A Profiler's Case for Seduction(82)


All he wanted to do now was get to the hospital as quickly as possible and be there when Dora opened her eyes. He needed to assure himself that she was going to pull through and that the nightmare that had struck the small town of Vengeance, Texas, and her was finally over.

* * *

Dora awoke in a hospital bed alone in the room. The ache in her muscles competed with the pounding of her head. But she was safe. She was alive.

She turned her head slightly toward the window in the room, noticing by the sun that it was apparently afternoon. She’d been unconscious for the entire night and most of the day.

Flashes of memories of the night before played in her mind, the heaviness of the helmet on her head, the horror of finding herself on a stake in the center of the fire pit. Flames licking closer and the smoke choking and Mark appearing like an avenging wraith in the dark, it was all like a dream.

But it hadn’t been a dream. It had been a nightmare orchestrated by the sister she’d admired and her assistant. Melinda had not only taught courses about sociopaths, she was one.

Mark. Dora jerked up, a hand on the side of her pounding head as she searched for a button that would summon the nurse. Was Mark okay? He had been instrumental in saving her, but at what cost to himself? Was he here in this same hospital burned half to death by his heroic efforts?

Before she could find the button to summon a nurse, a tall older man walked into the room and introduced himself as Special Agent Richard Sinclair. Dora knew he was not only Mark’s superior but also his friend.

“Mark?” she asked before he could say anything else. “Is he okay?”

“He’s fine.” Richard pulled up a chair next to her bed as she slumped back against the pillows. “He was here with you all night and I finally pulled him out of here and sent him back to Dallas to debrief and file his reports. I’m sure he’ll be in touch with you when he finishes up there.”

Dora nodded, although she had a feeling she wouldn’t be hearing from Mark again. He was back in his space now, the place where he belonged. She remembered that he’d planned time for his daughter the next day and by then he’d recognize that there was nothing for him here in Vengeance.

“If you’re feeling up to it, I’ve got some follow-up questions to ask you about what happened to you last night,” Richard said.

She nodded and for the next half hour she and Richard went over everything she could remember from the moment Ben had stepped into her house the day before until she’d opened her eyes just before Richard had arrived.

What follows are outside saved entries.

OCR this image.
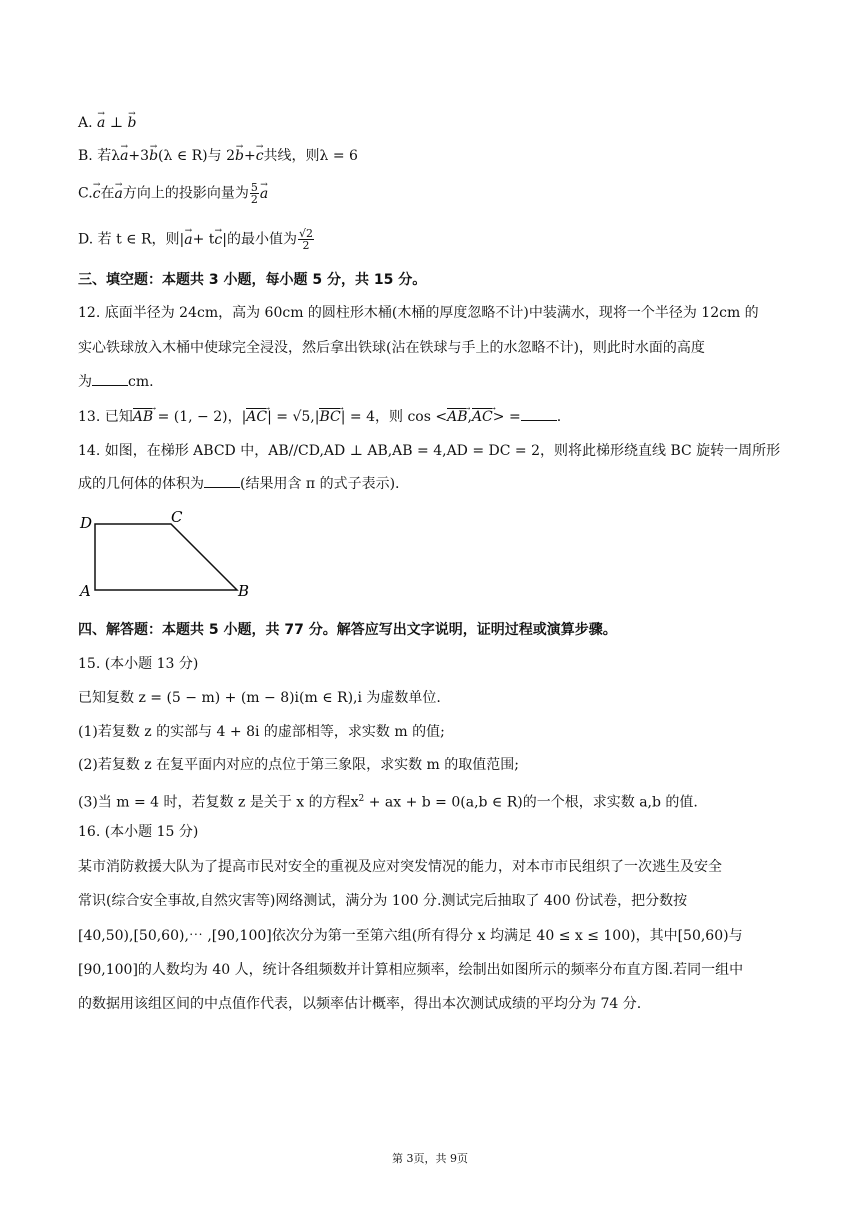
A. → a ⊥ → b
B. 若λ→ a+3→ b(λ ∈ R)与 2→ b+→ c共线，则λ = 6
C.→ c在→ a方向上的投影向量为 $\frac{5}{2}$
→ a
D. 若 t ∈ R，则|→ a+ t→ c|的最小值为 $\frac{√2}{2}$
三、填空题：本题共 3 小题，每小题 5 分，共 15 分。
12. 底面半径为 24cm，高为 60cm 的圆柱形木桶(木桶的厚度忽略不计)中装满水，现将一个半径为 12cm 的
实心铁球放入木桶中使球完全浸没，然后拿出铁球(沾在铁球与手上的水忽略不计)，则此时水面的高度
为	cm.
13. 已知AB → = (1, − 2)，|AC →| = √5,|BC →| = 4，则 cos <AB →,AC →> =	.
14. 如图，在梯形 ABCD 中，AB//CD,AD ⊥ AB,AB = 4,AD = DC = 2，则将此梯形绕直线 BC 旋转一周所形
成的几何体的体积为	(结果用含 π 的式子表示).
D	C
A	B
四、解答题：本题共 5 小题，共 77 分。解答应写出文字说明，证明过程或演算步骤。
15. (本小题 13 分)
已知复数 z = (5 − m) + (m − 8)i(m ∈ R),i 为虚数单位.
(1)若复数 z 的实部与 4 + 8i 的虚部相等，求实数 m 的值;
(2)若复数 z 在复平面内对应的点位于第三象限，求实数 m 的取值范围;
(3)当 m = 4 时，若复数 z 是关于 x 的方程$x^2$ + ax + b = 0(a,b ∈ R)的一个根，求实数 a,b 的值.
16. (本小题 15 分)
某市消防救援大队为了提高市民对安全的重视及应对突发情况的能力，对本市市民组织了一次逃生及安全
常识(综合安全事故,自然灾害等)网络测试，满分为 100 分.测试完后抽取了 400 份试卷，把分数按
[40,50),[50,60),⋯ ,[90,100]依次分为第一至第六组(所有得分 x 均满足 40 ≤ x ≤ 100)，其中[50,60)与
[90,100]的人数均为 40 人，统计各组频数并计算相应频率，绘制出如图所示的频率分布直方图.若同一组中
的数据用该组区间的中点值作代表，以频率估计概率，得出本次测试成绩的平均分为 74 分.
第 3页，共 9页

Their conversation was interrupted once by a doctor who stepped in to check on her and confirmed that she had been drugged with a heavy dose of tranquilizers administered through a needle. The doctor proclaimed her ready for release and Richard offered to take her home.

An hour later Dora sat in Richard’s passenger seat as he drove her from the hospital to her house. Although the doctor had assured Dora that she’d slept off the effects of the drugs, a bone weariness made her want nothing more than to crawl into bed and sleep for hours...for days.

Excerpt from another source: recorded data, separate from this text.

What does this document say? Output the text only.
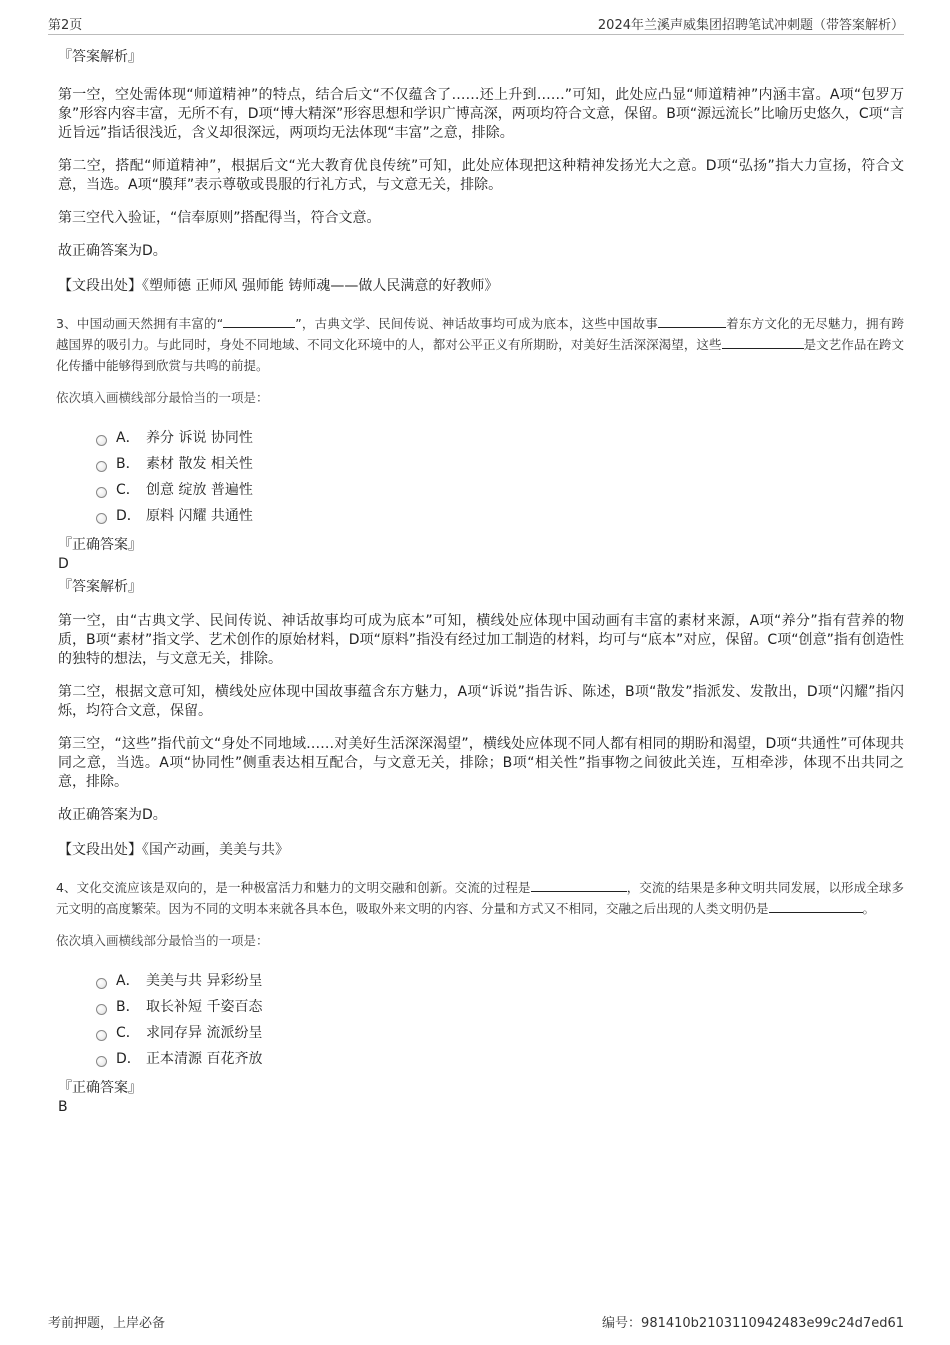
第2页	2024年兰溪声威集团招聘笔试冲刺题（带答案解析）
『答案解析』

第一空，空处需体现“师道精神”的特点，结合后文“不仅蕴含了……还上升到……”可知，此处应凸显“师道精神”内涵丰富。A项“包罗万象”形容内容丰富，无所不有，D项“博大精深”形容思想和学识广博高深，两项均符合文意，保留。B项“源远流长”比喻历史悠久，C项“言近旨远”指话很浅近，含义却很深远，两项均无法体现“丰富”之意，排除。

第二空，搭配“师道精神”，根据后文“光大教育优良传统”可知，此处应体现把这种精神发扬光大之意。D项“弘扬”指大力宣扬，符合文意，当选。A项“膜拜”表示尊敬或畏服的行礼方式，与文意无关，排除。

第三空代入验证，“信奉原则”搭配得当，符合文意。

故正确答案为D。

【文段出处】《塑师德 正师风 强师能 铸师魂——做人民满意的好教师》
3、中国动画天然拥有丰富的“	”，古典文学、民间传说、神话故事均可成为底本，这些中国故事	着东方文化的无尽魅力，拥有跨越国界的吸引力。与此同时，身处不同地域、不同文化环境中的人，都对公平正义有所期盼，对美好生活深深渴望，这些	是文艺作品在跨文化传播中能够得到欣赏与共鸣的前提。
依次填入画横线部分最恰当的一项是：
A． 养分 诉说 协同性
B． 素材 散发 相关性
C． 创意 绽放 普遍性
D． 原料 闪耀 共通性
『正确答案』
D
『答案解析』

第一空，由“古典文学、民间传说、神话故事均可成为底本”可知，横线处应体现中国动画有丰富的素材来源，A项“养分”指有营养的物质，B项“素材”指文学、艺术创作的原始材料，D项“原料”指没有经过加工制造的材料，均可与“底本”对应，保留。C项“创意”指有创造性的独特的想法，与文意无关，排除。

第二空，根据文意可知，横线处应体现中国故事蕴含东方魅力，A项“诉说”指告诉、陈述，B项“散发”指派发、发散出，D项“闪耀”指闪烁，均符合文意，保留。

第三空，“这些”指代前文“身处不同地域……对美好生活深深渴望”，横线处应体现不同人都有相同的期盼和渴望，D项“共通性”可体现共同之意，当选。A项“协同性”侧重表达相互配合，与文意无关，排除；B项“相关性”指事物之间彼此关连，互相牵涉，体现不出共同之意，排除。

故正确答案为D。

【文段出处】《国产动画，美美与共》
4、文化交流应该是双向的，是一种极富活力和魅力的文明交融和创新。交流的过程是	，交流的结果是多种文明共同发展，以形成全球多元文明的高度繁荣。因为不同的文明本来就各具本色，吸取外来文明的内容、分量和方式又不相同，交融之后出现的人类文明仍是	。
依次填入画横线部分最恰当的一项是：
A． 美美与共 异彩纷呈
B． 取长补短 千姿百态
C． 求同存异 流派纷呈
D． 正本清源 百花齐放
『正确答案』
B
考前押题，上岸必备	编号：981410b2103110942483e99c24d7ed61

Her sister had tried to kill her and Mark was gone. She looked at Richard and still tried to make sense of everything that had happened. “Melinda killed those three men?”

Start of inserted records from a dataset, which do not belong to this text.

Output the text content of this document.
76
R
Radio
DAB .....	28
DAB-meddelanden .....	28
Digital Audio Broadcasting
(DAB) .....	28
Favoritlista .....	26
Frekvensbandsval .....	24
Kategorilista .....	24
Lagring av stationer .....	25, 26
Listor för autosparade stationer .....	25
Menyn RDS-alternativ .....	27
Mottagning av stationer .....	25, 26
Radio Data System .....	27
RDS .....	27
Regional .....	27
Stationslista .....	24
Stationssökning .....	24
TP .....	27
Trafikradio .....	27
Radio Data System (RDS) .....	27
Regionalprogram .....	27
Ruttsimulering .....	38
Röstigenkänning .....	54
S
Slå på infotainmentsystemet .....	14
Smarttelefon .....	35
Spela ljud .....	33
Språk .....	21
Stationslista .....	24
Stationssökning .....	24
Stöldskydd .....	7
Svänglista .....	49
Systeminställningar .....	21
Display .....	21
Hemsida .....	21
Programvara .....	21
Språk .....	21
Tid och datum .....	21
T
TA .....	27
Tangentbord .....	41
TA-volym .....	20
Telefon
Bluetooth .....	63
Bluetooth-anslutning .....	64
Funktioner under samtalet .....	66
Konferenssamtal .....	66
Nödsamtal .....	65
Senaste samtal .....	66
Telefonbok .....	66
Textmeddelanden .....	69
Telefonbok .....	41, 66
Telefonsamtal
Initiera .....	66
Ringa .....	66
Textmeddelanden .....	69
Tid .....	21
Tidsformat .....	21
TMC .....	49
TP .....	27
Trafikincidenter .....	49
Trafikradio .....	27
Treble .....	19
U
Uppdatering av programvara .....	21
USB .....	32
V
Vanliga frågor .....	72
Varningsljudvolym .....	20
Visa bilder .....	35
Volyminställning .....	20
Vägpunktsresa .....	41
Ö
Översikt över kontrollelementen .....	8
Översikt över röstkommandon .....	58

Richard nodded. “Along with Ben’s help.”

“But why?” Somehow she needed to make sense of this.

Richard didn’t reply until he’d parked at her curb. He shut off the engine and turned to look at her, a hint of compassion in his eyes. “I believe she orchestrated her own kidnapping and then the murders because she could and for little other reason. She got a kick out of watching all of us scramble around like headless ants, unable to figure out the pieces to put the puzzle together.”

“How did Mark know I was in the fire pit? That I was going to be burned to death?”

A smile curved Richard’s lips. “Because he’s a special man and somehow he managed to get into Melinda’s head and anticipate what her next move might be.”

Dora shifted her gaze out the front window. “She and Ben left cards on the other victims. Was there a card for me?” She turned back to look at Richard, who frowned. “There was, wasn’t there. What did it say?”

“Melinda had a card in her pocket that said ‘failure.’ We believe she intended to place it on you sometime after the fire went out and before anyone realized that the effigy was a murder victim.”

Failure. She waited for the word to find purchase in her heart, for her to embrace what her sister had apparently believed about her. She waited for the fracture of self-confidence to occur, and when it didn’t, she knew that she had truly moved away from her past.